By way of vCenter, the new CA Access Control provides similarly auditable, temporary (i.e., time-sensitive) access controls to designated administrators as the product has previously provided for the physical layer. Also, using the emerging CloudAudit standard, the new system provides similar auditing capabilities for devices and resources that provide the infrastructure for the virtual environment, as CA has provided before for physical.

“With virtual infrastructure, and the hypervisor in particular, you now have access to networking, storage, and server resources all through one single platform and application,” says Eric Chiu, founder and president of HyTrust. “If you don’t have proper controls, you actually create a lot of issues, [particularly with] slowing down the ability to automate.”

Dis-inhibiting automation

The whole point of virtualization from Chiu’s perspective is automation, the bit about increasing utilization and adding scalability is all by way of taking the processes of automating functionality and automating them. Without those controls in place, he explains, this automation never happens. “You now have lots of administrators who need to access this environment – networking, storage, ESX, VM, desktop. And without being able to provide them the adequate levels of permissions for what they can do within the environment, but restrict them only to those permissions and specific resources they’re allowed to manage, and have that automatically built into the infrastructure, you end up having to put a lot of rigid controls in place.”

And CA Access Manager isn’t rigid? No, not with comparison to what Chiu sees every day. There’s an emerging practice called air gapping, a phrase borrowed from plumbing, where entire environments are kept intentionally non-networked to one another as a security measure. Perhaps less rigid is a policy of delegating lower-level admin authority over virtual environments to a trusted few, people who can be trusted to work overtime. Some executives hire family members for these critical jobs because, of course, you can always trust your family. Large organizations that should reasonably have 20 to 30 administrators on a nationwide level, end up having as few as two or three.

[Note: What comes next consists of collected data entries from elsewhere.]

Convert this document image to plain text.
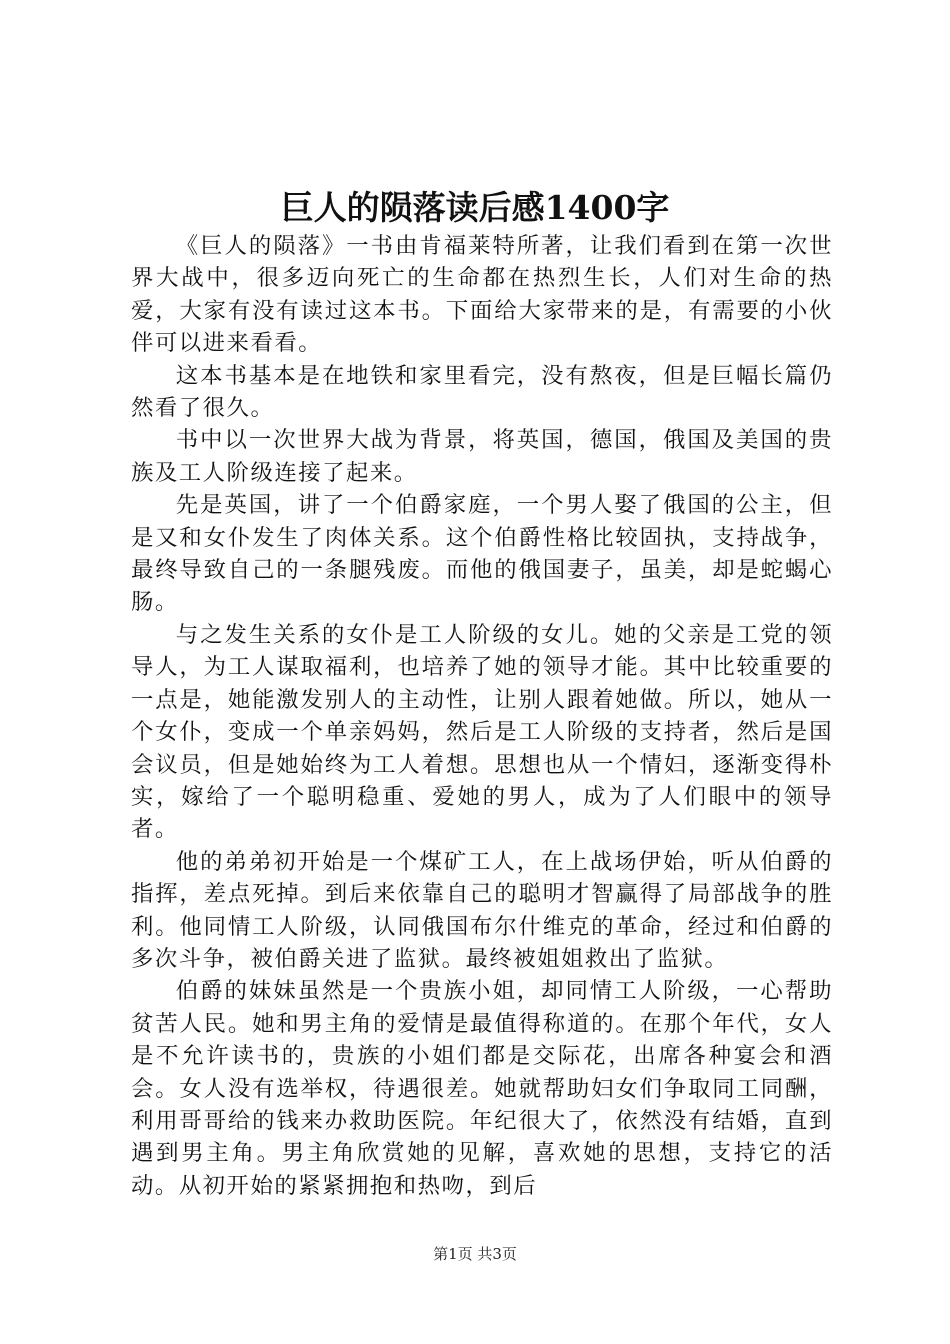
巨人的陨落读后感1400字

《巨人的陨落》一书由肯福莱特所著，让我们看到在第一次世界大战中，很多迈向死亡的生命都在热烈生长，人们对生命的热爱，大家有没有读过这本书。下面给大家带来的是，有需要的小伙伴可以进来看看。

这本书基本是在地铁和家里看完，没有熬夜，但是巨幅长篇仍然看了很久。

书中以一次世界大战为背景，将英国，德国，俄国及美国的贵族及工人阶级连接了起来。

先是英国，讲了一个伯爵家庭，一个男人娶了俄国的公主，但是又和女仆发生了肉体关系。这个伯爵性格比较固执，支持战争，最终导致自己的一条腿残废。而他的俄国妻子，虽美，却是蛇蝎心肠。

与之发生关系的女仆是工人阶级的女儿。她的父亲是工党的领导人，为工人谋取福利，也培养了她的领导才能。其中比较重要的一点是，她能激发别人的主动性，让别人跟着她做。所以，她从一个女仆，变成一个单亲妈妈，然后是工人阶级的支持者，然后是国会议员，但是她始终为工人着想。思想也从一个情妇，逐渐变得朴实，嫁给了一个聪明稳重、爱她的男人，成为了人们眼中的领导者。

他的弟弟初开始是一个煤矿工人，在上战场伊始，听从伯爵的指挥，差点死掉。到后来依靠自己的聪明才智赢得了局部战争的胜利。他同情工人阶级，认同俄国布尔什维克的革命，经过和伯爵的多次斗争，被伯爵关进了监狱。最终被姐姐救出了监狱。

伯爵的妹妹虽然是一个贵族小姐，却同情工人阶级，一心帮助贫苦人民。她和男主角的爱情是最值得称道的。在那个年代，女人是不允许读书的，贵族的小姐们都是交际花，出席各种宴会和酒会。女人没有选举权，待遇很差。她就帮助妇女们争取同工同酬，利用哥哥给的钱来办救助医院。年纪很大了，依然没有结婚，直到遇到男主角。男主角欣赏她的见解，喜欢她的思想，支持它的活动。从初开始的紧紧拥抱和热吻，到后

第1页 共3页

[Screenshot courtesy CA Technologies]

“With proper automated controls in place, you can truly scale your environment,” remarks Chiu. One of CA’s and HyTrust’s pilot customers for the new Access Control is a globally recognized Fortune 25 insurance provider which had precisely this problem, said Chiu: It was incapable of scaling its virtual infrastructure up because it could not hire what it perceived as enough trustworthy virtual-level administrators.

“There are a lot of challenges that customers are going through, in terms of maturing in their use of virtualization, and creating IT-as-a-service,” the HyTrust president continues. “These challenges end up slowing down adoption… This is the first solution I’ve seen that addresses end-to-end needs of securing the virtual infrastructure that all these VMs now run on, as well as securing the virtual machines inside, while having all that be pre-built for dynamic, virtualized environments.”

The current Access Control is built around VMware and vCenter, though CA’s Vax says it’s a “non-issue” to extend it to cover other platforms as well, with the goal of being recognized as truly platform-agnostic. However, while there’s growing activity surrounding OpenStack and OpenNebula, HyTrust believes that broader industry adoption of these open source alternatives to VMware vCloud Director is at least two years away.